Mamma was a hard-sell when it came to my animals. As a child I I was allowed to have pets — more cats than dogs — but there was always at least one dog at our house. She liked these animals and actually loved some of them, but she didn’t have my all-out passion for the animal kingdom as a whole.
She hadn’t considered Runtsey special at all until she came for a visit and heard him “sing.”
That’s right; he did sing.
We were at work and she had finished one of her cleaning projects (she had a field day at my house) and had sat down at the piano to play something. Without being asked, Runtsey joined her by the piano bench, and as she played he threw his head back and warbled along with the music.
She was more than a little impressed and couldn’t wait to tell me so when I got home. “You need to get him on Johnny Carson,” she said. “He really does sing.”
As part of that same visit, some cousins were traveling from Michigan and came by our house for a brief visit.
“You’ve got to hear this dog sing,” Mamma told them excitedly and began to demonstrate. She took up her position on the piano bench and called Runtsey to come to her. He wasn’t having any of it. He looked around the room with the blankest stare you’ve ever seen.
He sat stone silent and no amount of persuasion could get him to perform. The cousins thought Mamma was exaggerating the dog’s talent and she was furious.
We thought it was hilarious, but Mamma saw no humor in the situation. Runtsey had embarrassed her and I don’t think she ever forgave him.
In earlier years, during the publisher period of the late Sam Hodges, an avowed dog-lover, I would bring Runtsey with me at times when I’d come to the office late in the day.
During one of these moments, Mr. Hodges walked over to my desk and said: “Lynda, I hate to tell you this, but your dog looks more like you than your children do.”

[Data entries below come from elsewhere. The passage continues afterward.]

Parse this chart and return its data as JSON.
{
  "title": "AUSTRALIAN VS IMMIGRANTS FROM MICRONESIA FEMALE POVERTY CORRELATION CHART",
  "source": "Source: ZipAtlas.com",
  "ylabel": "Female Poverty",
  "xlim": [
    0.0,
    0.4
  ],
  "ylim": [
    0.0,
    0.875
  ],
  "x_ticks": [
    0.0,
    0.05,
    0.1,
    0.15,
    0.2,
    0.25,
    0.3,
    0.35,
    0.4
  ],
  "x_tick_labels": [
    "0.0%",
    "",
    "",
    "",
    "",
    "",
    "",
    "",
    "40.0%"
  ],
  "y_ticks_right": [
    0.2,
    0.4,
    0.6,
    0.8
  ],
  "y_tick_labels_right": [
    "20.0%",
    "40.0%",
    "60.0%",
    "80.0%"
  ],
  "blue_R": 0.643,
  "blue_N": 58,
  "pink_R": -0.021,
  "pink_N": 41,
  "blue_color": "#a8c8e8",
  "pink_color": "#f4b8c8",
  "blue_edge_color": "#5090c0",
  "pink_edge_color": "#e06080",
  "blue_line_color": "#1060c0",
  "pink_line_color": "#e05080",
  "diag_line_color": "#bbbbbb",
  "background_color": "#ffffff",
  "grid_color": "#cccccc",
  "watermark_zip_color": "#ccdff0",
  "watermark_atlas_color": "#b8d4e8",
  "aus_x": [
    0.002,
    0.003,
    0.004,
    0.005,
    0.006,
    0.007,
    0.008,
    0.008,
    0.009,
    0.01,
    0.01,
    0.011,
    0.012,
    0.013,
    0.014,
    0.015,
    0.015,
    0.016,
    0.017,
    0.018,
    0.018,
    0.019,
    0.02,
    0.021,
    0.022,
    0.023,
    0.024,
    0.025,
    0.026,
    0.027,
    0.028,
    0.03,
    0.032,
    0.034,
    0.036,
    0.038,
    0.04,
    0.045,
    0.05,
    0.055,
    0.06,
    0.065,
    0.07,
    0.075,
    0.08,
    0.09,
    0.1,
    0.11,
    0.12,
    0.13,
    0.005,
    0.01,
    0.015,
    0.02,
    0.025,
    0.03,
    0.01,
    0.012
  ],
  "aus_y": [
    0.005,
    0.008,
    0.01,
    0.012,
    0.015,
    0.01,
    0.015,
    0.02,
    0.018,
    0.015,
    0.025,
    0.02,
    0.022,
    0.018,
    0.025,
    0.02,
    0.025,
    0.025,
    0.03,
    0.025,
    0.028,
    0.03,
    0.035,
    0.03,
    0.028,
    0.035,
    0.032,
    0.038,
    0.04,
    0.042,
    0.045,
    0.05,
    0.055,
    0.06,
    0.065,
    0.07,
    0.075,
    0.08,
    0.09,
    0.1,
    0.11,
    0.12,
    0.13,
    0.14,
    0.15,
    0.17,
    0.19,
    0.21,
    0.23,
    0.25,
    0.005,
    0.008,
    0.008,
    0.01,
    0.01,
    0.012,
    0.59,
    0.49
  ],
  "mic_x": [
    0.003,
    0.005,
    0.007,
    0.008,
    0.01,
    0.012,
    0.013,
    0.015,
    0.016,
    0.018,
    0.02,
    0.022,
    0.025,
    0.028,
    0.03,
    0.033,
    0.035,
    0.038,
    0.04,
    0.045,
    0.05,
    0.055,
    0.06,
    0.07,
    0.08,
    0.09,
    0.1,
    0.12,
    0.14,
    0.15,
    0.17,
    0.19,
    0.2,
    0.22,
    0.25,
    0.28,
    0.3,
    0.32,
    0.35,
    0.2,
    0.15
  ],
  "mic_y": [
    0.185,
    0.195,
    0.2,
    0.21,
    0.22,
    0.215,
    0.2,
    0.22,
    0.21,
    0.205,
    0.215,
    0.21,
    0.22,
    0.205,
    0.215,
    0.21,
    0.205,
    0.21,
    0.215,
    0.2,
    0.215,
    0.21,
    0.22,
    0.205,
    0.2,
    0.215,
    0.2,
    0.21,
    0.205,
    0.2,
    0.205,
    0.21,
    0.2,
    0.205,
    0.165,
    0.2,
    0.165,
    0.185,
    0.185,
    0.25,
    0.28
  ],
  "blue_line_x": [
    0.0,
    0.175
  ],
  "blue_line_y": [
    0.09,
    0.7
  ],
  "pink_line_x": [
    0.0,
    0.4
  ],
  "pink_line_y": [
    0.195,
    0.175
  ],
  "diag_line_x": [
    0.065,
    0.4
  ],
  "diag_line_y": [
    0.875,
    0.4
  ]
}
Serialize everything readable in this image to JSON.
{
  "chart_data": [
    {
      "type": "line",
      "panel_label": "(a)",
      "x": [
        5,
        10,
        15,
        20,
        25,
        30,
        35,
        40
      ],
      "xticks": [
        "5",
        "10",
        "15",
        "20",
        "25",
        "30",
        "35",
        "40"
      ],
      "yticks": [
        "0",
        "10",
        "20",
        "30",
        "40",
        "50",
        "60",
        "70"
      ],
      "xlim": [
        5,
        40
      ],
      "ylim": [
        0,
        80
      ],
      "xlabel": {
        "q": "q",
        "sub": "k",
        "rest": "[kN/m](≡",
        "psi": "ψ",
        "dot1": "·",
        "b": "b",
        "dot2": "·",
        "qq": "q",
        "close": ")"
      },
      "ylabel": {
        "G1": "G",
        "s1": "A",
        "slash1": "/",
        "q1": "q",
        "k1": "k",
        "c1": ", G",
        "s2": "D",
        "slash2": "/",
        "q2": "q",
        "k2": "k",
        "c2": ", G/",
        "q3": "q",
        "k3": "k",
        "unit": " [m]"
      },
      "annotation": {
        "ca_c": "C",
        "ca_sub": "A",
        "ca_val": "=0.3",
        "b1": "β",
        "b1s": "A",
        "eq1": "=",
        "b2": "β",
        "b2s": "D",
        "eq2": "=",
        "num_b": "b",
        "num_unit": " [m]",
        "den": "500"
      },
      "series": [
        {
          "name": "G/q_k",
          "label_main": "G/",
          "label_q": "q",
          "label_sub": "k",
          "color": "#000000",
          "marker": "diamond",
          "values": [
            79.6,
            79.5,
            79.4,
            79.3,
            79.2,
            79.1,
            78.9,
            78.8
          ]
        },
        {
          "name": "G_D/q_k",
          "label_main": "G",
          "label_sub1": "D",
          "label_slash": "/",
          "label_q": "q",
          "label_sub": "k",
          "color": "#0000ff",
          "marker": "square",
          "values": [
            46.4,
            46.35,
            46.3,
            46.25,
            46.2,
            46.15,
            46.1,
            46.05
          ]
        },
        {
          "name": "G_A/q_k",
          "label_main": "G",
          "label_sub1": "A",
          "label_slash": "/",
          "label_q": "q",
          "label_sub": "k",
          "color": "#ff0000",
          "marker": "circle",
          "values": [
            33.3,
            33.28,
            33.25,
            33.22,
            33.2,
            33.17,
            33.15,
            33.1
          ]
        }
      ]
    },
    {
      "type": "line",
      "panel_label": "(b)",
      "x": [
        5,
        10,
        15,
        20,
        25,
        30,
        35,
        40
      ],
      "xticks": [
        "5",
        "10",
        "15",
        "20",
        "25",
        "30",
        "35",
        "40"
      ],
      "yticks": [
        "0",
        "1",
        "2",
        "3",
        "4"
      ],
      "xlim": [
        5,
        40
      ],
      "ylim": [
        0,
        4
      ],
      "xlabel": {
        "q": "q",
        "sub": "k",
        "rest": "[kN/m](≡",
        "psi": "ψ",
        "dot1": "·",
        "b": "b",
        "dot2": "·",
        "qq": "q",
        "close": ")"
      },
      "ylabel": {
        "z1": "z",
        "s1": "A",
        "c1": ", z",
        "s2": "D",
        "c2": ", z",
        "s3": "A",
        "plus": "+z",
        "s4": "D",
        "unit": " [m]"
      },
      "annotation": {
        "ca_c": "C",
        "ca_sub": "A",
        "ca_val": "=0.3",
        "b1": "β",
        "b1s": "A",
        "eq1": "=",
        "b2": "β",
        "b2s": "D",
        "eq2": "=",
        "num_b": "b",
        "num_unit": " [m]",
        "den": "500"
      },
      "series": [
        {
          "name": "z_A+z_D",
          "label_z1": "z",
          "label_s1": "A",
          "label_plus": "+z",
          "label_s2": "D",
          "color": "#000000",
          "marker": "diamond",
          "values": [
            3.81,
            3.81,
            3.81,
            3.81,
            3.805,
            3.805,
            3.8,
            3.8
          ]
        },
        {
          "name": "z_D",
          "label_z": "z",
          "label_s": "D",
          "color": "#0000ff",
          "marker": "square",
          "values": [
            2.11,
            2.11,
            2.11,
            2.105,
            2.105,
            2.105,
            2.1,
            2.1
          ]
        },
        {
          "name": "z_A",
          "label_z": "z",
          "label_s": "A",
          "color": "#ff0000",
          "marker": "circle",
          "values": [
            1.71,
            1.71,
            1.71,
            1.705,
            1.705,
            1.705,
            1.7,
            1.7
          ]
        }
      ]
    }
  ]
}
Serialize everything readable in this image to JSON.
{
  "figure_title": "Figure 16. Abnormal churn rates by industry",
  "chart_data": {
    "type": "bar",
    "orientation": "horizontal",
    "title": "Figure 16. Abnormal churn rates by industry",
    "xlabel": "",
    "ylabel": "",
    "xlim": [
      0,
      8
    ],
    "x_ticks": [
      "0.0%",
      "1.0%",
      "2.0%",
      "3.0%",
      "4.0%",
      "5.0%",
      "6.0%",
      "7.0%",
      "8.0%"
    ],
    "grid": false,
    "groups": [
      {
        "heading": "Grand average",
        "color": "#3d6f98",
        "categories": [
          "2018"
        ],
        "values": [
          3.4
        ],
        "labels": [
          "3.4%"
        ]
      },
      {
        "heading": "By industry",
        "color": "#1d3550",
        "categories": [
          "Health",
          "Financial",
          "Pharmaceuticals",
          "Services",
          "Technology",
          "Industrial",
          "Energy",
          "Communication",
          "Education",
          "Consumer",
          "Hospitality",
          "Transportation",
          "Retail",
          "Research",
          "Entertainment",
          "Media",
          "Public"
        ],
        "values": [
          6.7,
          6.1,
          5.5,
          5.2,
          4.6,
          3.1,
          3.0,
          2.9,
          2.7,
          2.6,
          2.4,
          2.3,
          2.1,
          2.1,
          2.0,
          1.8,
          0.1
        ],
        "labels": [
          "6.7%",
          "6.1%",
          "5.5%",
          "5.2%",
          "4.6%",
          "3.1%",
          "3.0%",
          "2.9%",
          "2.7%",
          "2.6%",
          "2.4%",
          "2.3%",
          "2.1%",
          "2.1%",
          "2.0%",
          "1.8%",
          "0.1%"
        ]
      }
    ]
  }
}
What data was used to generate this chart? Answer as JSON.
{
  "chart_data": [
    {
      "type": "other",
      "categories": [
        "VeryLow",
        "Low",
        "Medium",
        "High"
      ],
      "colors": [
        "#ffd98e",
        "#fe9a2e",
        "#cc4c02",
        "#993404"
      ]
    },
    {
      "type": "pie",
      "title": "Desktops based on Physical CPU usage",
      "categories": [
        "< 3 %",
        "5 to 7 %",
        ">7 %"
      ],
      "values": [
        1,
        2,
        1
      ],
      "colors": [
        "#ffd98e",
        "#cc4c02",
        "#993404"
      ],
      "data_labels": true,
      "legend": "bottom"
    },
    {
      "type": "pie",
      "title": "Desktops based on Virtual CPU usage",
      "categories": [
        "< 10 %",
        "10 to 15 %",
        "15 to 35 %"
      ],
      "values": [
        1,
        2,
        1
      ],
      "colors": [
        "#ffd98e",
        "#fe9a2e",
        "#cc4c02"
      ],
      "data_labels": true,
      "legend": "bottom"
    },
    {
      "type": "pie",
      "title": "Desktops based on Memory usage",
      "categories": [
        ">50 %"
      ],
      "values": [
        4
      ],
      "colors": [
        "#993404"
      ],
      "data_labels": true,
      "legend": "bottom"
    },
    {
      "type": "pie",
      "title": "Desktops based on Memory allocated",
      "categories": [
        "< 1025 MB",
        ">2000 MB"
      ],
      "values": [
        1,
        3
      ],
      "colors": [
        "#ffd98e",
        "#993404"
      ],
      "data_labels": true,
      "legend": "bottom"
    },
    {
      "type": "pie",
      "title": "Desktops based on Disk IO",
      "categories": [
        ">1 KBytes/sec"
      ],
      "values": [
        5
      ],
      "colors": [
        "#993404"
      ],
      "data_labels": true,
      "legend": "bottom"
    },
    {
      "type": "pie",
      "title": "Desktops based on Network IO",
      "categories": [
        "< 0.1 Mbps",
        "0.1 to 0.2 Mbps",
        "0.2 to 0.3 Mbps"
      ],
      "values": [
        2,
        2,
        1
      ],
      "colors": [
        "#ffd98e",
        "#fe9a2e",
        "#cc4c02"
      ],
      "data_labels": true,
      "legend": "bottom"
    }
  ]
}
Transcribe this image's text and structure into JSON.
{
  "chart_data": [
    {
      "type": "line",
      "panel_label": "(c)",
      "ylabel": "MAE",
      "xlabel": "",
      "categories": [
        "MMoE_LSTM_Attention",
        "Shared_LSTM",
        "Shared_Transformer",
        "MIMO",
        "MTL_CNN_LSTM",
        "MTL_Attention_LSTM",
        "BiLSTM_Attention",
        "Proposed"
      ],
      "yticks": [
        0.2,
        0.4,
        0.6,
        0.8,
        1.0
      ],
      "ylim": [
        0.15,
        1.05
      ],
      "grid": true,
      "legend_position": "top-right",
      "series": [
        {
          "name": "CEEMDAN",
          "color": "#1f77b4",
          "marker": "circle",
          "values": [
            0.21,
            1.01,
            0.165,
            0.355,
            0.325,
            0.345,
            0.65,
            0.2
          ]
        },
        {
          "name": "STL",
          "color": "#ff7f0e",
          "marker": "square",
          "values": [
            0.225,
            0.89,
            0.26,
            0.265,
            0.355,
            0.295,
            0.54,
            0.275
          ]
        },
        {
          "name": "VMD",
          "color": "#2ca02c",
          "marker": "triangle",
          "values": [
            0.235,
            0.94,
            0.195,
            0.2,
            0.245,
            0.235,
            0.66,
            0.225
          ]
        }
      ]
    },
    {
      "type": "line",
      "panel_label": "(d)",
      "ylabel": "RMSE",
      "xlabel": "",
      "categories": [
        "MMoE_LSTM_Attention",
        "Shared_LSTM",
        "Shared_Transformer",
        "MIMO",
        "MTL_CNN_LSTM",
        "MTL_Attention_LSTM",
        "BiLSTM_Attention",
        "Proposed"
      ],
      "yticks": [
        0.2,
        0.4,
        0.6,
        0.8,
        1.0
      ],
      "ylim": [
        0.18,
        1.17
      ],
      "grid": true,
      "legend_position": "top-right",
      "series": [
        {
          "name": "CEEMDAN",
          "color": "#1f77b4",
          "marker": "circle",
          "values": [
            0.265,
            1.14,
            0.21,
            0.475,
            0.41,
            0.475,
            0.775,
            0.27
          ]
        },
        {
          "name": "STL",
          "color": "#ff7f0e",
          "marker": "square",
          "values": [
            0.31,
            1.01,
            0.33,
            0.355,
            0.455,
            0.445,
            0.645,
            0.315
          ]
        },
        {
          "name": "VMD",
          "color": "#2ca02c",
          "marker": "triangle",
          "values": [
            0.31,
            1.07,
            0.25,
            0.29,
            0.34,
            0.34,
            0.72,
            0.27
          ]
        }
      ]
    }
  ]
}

I treasure the comment to this day. The dog’s hair and mine were exactly the same color. I never produced a redheaded child, nor has there been a redhead to show up in the line of children that have followed my three.
When you see the red cocker in the ASPCA spot — if it’s shown again — you’ll be seeing what appears to be a clone of my beloved Runtsey.
I’ve loved many dogs before him and many since, but he has a hallowed place in my heart. He’ll be first in line to greet me when I get to the Rainbow Bridge. And I hope he’ll be singing.
Lynda Hollenbeck is associate editor of The Saline Courier.